Hadoop can be so widely used, and the hdfs behind it silently is inseparable. As a file system that can run on hundreds of nodes, HDFs has taken a very careful look at reliability design.
Design of 3.2.1 HDFS data block multi-copy storage
As a distributed file system, HDFs uses the means to hold multiple replicas in the system (multiple replicas below), and multiple copies of the same block of data are stored on different nodes, as shown in Figure 3-2. The use of this multiple-copy method has the following advantages: 1 The use of multiple copies, allowing customers to read data from different blocks, speed up the transmission speed; 2 because the HDFs of the datanode between the network transmission data, if the use of multiple copies can determine whether the data transmission error; 3 Multiple replicas can guarantee that a datanode is invalidated without losing data.
HDFs randomly select storage nodes according to block, in order to determine whether the file error, the number of replicas defaults to 3 (note: If the number of pairs of 1 or 2, it is not able to determine the data right and wrong). Due to the cost of data transmission and error recovery, the preservation of replicas is not evenly distributed among the clusters, with respect to the distribution and maintenance of datanodehttp://www.aliyun.com/zixun/aggregation/13996.html. "> Load balancing of the more detailed content, you can refer to the following 3.4.4 section on the introduction of balancer."
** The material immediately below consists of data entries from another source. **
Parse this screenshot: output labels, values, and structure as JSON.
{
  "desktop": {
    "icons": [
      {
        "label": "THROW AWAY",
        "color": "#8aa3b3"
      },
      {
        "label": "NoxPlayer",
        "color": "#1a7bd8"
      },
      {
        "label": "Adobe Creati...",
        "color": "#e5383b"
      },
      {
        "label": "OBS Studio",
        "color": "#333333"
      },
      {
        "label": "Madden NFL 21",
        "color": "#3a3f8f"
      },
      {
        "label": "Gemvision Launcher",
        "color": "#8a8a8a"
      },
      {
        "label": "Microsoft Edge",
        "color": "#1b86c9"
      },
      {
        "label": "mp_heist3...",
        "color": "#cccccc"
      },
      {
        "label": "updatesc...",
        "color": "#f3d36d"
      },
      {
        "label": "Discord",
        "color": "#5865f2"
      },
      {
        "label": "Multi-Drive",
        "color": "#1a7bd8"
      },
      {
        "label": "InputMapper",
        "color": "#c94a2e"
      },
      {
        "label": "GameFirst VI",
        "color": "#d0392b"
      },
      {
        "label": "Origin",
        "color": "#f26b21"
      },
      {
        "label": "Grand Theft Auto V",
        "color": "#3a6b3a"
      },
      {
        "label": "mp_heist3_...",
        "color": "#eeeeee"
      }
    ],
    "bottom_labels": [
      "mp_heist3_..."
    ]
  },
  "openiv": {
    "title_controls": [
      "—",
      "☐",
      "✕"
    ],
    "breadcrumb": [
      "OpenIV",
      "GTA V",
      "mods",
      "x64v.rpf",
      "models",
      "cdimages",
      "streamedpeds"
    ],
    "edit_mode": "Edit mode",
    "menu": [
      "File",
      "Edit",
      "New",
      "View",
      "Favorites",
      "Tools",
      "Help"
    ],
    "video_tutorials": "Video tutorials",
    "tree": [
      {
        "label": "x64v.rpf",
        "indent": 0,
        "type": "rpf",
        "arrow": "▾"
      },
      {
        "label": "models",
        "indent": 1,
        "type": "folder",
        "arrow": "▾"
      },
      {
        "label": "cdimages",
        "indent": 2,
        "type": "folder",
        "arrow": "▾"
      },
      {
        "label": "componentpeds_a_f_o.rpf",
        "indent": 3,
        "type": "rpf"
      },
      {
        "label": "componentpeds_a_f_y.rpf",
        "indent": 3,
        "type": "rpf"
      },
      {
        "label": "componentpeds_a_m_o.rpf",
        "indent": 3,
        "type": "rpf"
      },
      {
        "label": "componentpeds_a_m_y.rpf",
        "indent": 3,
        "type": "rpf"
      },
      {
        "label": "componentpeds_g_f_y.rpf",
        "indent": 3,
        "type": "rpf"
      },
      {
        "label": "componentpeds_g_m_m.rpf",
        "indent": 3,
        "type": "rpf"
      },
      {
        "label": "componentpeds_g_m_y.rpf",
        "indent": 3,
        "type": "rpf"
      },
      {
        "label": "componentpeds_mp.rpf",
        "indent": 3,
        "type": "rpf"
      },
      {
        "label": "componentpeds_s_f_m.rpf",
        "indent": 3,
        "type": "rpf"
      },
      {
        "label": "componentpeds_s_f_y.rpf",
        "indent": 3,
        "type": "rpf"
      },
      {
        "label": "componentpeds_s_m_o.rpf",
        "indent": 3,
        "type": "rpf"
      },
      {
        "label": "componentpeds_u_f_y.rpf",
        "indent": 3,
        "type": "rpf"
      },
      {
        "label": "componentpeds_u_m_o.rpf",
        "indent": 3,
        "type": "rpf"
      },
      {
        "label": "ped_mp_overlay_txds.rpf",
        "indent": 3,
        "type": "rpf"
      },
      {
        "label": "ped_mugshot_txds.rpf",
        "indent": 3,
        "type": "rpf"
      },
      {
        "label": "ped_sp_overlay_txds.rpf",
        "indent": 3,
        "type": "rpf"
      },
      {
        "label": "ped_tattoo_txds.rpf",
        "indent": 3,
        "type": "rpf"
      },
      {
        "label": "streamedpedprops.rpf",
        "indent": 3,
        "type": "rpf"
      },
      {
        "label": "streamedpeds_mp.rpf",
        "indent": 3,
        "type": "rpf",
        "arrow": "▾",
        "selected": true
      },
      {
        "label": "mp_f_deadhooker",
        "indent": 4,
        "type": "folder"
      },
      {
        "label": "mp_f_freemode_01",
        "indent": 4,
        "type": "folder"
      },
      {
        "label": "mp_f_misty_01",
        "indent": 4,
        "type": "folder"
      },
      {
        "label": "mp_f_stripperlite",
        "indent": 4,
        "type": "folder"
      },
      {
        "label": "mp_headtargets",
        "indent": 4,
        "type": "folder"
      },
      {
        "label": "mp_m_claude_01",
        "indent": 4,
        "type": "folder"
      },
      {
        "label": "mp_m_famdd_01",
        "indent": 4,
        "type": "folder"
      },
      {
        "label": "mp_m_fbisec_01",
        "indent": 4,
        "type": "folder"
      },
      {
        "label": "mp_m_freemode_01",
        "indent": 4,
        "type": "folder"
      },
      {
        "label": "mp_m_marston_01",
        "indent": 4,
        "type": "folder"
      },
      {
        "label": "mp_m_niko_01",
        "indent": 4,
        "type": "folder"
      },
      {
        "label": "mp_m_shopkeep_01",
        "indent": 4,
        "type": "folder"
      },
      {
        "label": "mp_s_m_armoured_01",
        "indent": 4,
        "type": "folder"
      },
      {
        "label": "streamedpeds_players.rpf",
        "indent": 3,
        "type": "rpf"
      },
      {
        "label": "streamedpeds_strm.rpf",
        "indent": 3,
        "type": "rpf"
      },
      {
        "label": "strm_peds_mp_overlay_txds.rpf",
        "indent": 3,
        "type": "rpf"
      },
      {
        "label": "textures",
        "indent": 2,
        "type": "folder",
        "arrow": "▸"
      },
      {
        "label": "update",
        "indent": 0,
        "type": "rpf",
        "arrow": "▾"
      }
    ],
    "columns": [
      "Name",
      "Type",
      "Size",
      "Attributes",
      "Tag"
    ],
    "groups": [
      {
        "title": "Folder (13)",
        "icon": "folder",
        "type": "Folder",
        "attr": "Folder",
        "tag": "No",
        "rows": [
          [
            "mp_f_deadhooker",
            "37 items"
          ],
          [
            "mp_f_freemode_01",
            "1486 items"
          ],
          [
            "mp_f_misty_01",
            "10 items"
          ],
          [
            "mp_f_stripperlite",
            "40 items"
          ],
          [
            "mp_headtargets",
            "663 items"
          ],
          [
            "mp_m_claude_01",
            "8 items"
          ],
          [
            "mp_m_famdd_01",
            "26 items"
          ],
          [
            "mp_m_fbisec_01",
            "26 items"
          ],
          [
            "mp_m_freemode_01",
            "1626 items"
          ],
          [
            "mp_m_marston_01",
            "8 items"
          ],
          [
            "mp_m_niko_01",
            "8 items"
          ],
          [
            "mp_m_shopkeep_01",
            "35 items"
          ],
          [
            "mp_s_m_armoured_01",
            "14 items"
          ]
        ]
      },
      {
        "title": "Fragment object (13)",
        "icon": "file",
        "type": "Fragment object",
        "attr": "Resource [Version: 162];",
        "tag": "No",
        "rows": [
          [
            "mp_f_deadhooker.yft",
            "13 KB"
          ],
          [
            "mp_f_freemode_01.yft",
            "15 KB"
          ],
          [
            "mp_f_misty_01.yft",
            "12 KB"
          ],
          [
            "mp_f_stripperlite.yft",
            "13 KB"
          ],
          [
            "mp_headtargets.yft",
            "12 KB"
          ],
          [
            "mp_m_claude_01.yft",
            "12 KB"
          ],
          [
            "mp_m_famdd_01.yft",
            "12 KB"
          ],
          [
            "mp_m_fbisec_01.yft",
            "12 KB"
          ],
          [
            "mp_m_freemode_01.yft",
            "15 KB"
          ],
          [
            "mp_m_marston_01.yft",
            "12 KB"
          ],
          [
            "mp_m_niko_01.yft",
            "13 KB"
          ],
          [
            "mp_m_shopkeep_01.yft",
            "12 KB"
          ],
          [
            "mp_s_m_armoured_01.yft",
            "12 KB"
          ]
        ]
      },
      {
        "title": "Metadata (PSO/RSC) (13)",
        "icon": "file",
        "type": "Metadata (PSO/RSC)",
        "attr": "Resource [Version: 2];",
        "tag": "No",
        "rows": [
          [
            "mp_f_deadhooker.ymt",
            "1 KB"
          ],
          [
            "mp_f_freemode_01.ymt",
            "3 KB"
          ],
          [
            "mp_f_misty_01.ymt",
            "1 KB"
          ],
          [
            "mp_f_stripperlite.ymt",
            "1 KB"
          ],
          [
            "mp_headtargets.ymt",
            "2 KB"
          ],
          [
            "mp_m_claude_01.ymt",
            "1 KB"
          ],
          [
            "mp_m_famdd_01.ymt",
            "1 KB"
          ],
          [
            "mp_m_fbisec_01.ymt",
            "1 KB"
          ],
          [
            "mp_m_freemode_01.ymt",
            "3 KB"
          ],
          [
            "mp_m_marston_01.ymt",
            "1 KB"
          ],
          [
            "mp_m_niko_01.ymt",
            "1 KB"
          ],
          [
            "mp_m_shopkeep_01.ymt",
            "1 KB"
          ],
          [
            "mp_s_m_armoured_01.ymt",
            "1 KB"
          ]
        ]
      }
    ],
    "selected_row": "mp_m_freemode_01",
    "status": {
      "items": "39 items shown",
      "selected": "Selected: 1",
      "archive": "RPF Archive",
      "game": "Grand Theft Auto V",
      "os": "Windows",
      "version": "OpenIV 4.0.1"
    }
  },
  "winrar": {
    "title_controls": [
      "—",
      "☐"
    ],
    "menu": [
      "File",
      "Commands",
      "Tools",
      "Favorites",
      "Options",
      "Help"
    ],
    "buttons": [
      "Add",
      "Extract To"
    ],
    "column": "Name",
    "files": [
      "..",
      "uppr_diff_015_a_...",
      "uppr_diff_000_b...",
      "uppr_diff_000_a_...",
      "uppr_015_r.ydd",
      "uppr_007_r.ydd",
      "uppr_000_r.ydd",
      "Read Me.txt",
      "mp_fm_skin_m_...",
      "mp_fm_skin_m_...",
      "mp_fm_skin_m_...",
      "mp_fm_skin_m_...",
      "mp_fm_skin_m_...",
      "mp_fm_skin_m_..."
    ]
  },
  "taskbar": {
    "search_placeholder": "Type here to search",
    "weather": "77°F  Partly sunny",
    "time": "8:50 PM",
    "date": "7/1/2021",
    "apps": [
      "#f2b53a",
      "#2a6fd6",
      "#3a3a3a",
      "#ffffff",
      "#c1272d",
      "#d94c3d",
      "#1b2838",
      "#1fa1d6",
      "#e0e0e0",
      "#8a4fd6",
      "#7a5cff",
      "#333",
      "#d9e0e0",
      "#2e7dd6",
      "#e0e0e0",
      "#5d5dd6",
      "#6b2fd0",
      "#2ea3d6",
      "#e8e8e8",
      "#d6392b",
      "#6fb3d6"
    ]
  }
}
The content source of this page is from Internet, which doesn't represent Alibaba Cloud's opinion;
products and services mentioned on that page don't have any relationship with Alibaba Cloud. If the
content of the page makes you feel confusing, please write us an email, we will handle the problem
within 5 days after receiving your email.
If you find any instances of plagiarism from the community, please send an email to:
info-contact@alibabacloud.com
and provide relevant evidence. A staff member will contact you within 5 working days.